Welcome to university for those here for the first time, and welcome back to those who decided not to drop out and join the circus. To those who didn’t leave: get a life and go out and get some sun, you are never going to attract a mate with those pasty white legs.
Welcome to what is going to be a weekly food column. While it may have the occasional recipe, it is emphatically not a cooking column. It will be a look into how, what, where, why (and maybe even who) we eat. But before we get going on food I thought it wise to deal with a subject that most of us are all too familiar with and particularly pertinent this week: the subject of hangovers.
The word ‘hangover’ is used to describe the number of unpleasant physical effects suffered following heavy consumption of alcohol. These effects include (but are not limited to) headaches, nausea, anxiety, lethargy, tiredness and a sensitivity to light and sound. Ethanol (the active ingredient in booze) is a diuretic which in large quantities causes the body to dehydrate (it is also the cause of the ‘after-grog bog’).

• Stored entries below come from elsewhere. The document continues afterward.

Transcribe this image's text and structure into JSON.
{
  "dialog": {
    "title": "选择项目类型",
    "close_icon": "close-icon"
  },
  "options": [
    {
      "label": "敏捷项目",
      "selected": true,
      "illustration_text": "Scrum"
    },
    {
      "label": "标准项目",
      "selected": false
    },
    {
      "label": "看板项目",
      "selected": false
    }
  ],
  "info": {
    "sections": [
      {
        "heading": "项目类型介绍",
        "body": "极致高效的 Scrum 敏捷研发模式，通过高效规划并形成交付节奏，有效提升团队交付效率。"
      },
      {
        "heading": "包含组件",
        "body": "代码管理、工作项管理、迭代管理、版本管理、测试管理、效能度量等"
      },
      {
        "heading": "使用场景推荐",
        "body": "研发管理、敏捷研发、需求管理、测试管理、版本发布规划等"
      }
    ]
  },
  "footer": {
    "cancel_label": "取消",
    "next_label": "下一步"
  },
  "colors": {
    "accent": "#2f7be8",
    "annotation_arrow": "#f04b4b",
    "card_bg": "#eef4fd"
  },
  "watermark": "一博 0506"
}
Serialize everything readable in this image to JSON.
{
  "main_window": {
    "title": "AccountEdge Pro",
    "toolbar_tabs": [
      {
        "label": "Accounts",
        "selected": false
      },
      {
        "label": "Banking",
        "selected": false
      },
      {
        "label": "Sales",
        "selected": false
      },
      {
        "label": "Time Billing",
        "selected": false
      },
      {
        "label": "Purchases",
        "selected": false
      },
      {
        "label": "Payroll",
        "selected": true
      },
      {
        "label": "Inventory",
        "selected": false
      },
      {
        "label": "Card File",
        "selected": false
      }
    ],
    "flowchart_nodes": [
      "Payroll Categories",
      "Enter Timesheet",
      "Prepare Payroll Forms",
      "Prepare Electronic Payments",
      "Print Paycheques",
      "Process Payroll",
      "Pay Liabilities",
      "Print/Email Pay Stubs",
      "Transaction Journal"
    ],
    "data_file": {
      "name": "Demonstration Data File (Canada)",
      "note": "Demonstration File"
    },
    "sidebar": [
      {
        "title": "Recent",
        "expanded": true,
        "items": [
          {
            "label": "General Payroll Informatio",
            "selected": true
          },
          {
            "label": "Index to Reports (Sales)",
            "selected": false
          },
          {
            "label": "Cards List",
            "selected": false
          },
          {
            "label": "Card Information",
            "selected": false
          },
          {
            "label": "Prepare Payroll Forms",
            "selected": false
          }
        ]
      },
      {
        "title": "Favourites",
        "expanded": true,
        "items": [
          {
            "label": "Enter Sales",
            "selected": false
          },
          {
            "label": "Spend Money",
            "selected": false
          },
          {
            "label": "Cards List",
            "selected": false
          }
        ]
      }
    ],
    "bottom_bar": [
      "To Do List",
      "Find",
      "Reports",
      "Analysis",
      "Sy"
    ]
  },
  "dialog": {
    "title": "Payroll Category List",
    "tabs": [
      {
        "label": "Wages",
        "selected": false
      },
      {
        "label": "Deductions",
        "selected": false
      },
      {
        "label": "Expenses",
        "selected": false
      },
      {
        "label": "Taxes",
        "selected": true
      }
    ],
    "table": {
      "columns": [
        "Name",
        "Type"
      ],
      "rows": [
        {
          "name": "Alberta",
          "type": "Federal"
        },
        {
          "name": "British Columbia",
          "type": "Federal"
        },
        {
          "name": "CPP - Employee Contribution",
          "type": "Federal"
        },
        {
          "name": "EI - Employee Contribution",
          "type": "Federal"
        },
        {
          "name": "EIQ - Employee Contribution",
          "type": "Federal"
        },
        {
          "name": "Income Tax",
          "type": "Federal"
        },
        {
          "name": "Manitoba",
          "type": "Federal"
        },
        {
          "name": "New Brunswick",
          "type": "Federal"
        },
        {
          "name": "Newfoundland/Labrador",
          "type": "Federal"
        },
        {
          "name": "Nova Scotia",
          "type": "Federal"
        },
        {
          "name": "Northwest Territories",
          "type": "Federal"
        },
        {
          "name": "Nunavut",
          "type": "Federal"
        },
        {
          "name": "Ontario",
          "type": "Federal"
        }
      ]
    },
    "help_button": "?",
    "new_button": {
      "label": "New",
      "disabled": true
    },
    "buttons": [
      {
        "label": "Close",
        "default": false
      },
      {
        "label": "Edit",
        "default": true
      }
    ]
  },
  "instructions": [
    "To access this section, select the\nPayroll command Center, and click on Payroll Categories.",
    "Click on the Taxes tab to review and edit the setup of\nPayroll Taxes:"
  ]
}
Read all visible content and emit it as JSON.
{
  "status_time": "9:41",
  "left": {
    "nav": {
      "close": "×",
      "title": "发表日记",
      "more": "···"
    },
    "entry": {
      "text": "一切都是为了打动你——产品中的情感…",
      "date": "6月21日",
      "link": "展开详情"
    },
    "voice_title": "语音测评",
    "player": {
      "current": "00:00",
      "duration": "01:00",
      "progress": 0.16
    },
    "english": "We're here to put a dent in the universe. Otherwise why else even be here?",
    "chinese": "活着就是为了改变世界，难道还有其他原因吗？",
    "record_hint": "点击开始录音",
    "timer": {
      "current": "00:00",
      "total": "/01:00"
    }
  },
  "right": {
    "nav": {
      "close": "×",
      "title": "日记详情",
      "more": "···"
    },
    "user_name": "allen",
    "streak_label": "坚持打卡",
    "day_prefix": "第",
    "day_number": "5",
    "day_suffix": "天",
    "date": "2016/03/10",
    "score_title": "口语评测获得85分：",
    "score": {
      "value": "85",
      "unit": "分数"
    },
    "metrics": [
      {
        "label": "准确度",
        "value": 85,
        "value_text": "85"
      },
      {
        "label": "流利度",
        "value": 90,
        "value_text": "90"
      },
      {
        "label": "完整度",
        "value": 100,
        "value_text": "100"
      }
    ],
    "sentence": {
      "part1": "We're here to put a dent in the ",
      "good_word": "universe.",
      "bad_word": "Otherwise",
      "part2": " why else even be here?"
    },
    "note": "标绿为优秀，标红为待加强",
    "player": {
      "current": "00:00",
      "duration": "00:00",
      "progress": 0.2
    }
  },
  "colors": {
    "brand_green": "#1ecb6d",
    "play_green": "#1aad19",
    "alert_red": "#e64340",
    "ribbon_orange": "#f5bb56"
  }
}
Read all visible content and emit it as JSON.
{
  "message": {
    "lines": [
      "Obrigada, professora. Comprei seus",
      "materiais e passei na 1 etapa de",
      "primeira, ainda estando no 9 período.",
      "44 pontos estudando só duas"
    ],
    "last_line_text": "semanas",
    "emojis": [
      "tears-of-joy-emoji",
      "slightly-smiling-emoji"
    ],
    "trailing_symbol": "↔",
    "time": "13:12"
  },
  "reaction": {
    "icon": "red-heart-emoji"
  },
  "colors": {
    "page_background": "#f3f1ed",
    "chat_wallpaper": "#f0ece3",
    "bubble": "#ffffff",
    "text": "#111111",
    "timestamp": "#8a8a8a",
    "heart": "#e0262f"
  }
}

Here are a number of approaches to combating a hangover:
The Samurai Approach
While this is my least-preferred method, it is probably the most efficient and basically involves stuffing yourself with sushi, miso soup, and natto (fermented soybeans). Together, these ingredients combat both the symptoms and the causes of your hangover – the nori (seaweed) sushi wrap is particularly effective in replacing vitamin B12 which is lost as the body metabolizes alcohol and the ginger that comes with the sushi has powerful anti-nausea effects. As for natto and miso – while they may be gross, they are incredibly good for you (miso is so good for you that it can cure radiation sickness). They are both extremely high in protein, vitamins and minerals – all of which need replacing after a hard night out. The soup also helps to hydrate you but remember to drink a lot of water (or sports drink) as well.
The ‘Healthy’ Approach
Juice – preferably beetroot, apple, celery, carrot and ginger – is as good as you can get (make sure it is over ice though), or an extra-spicy tomato juice does wonders in replacing fluid and vitamins. In no circumstances should you be tempted by wheat-grass – even to the non-hungover it is an extreme shock to the system (and is completely awful) and takes between two weeks and a month to work properly. If you are really that serious about getting healthy, start tomorrow.
The American Approach
If you are anything like me, a hangover is the perfect excuse to binge on fast food. This is all good and well but remember that a BigMac Super-Combo offers virtually no anti-hangover qualities other than the little bit of pep you gain from the sugar and caffeine (see The Wellington Approach) in your Coke. It does, however, have the added bonus of tasting the same coming up as it did going down — that’s two meals for the price of one!
The Wellington Approach
Coffee, coffee and more coffee. This will give you a quick pick-me-up which can be quite good to combat the hangover-related lethargy in order to go out and collect the supplies needed to wallow successfully in alcohol-induced self-pity. But beware of drinking too much as it can cause “serious delirium” – terrible anxiety, which, coupled with the other effects of a hangover, is never fun. Coffee is a powerful antioxidant and while this is more or less a good thing, it will strip the nutrients from good things as well, so if you are going to combine approaches leave at least an hour between drinking coffee and eating something healthy.
A Note on Water…
Contrary to popular belief, you can drink too much water, which can cause its own problems. Drink lots of water but don’t go overboard. Better yet, combine water with a sports drink such as Powerade – they are designed to re-hydrate people more effectively than water as the ‘electrolytes’ (basically sugars and salts) enable the body to absorb more water than it would usually. It is scientifically proven and shit.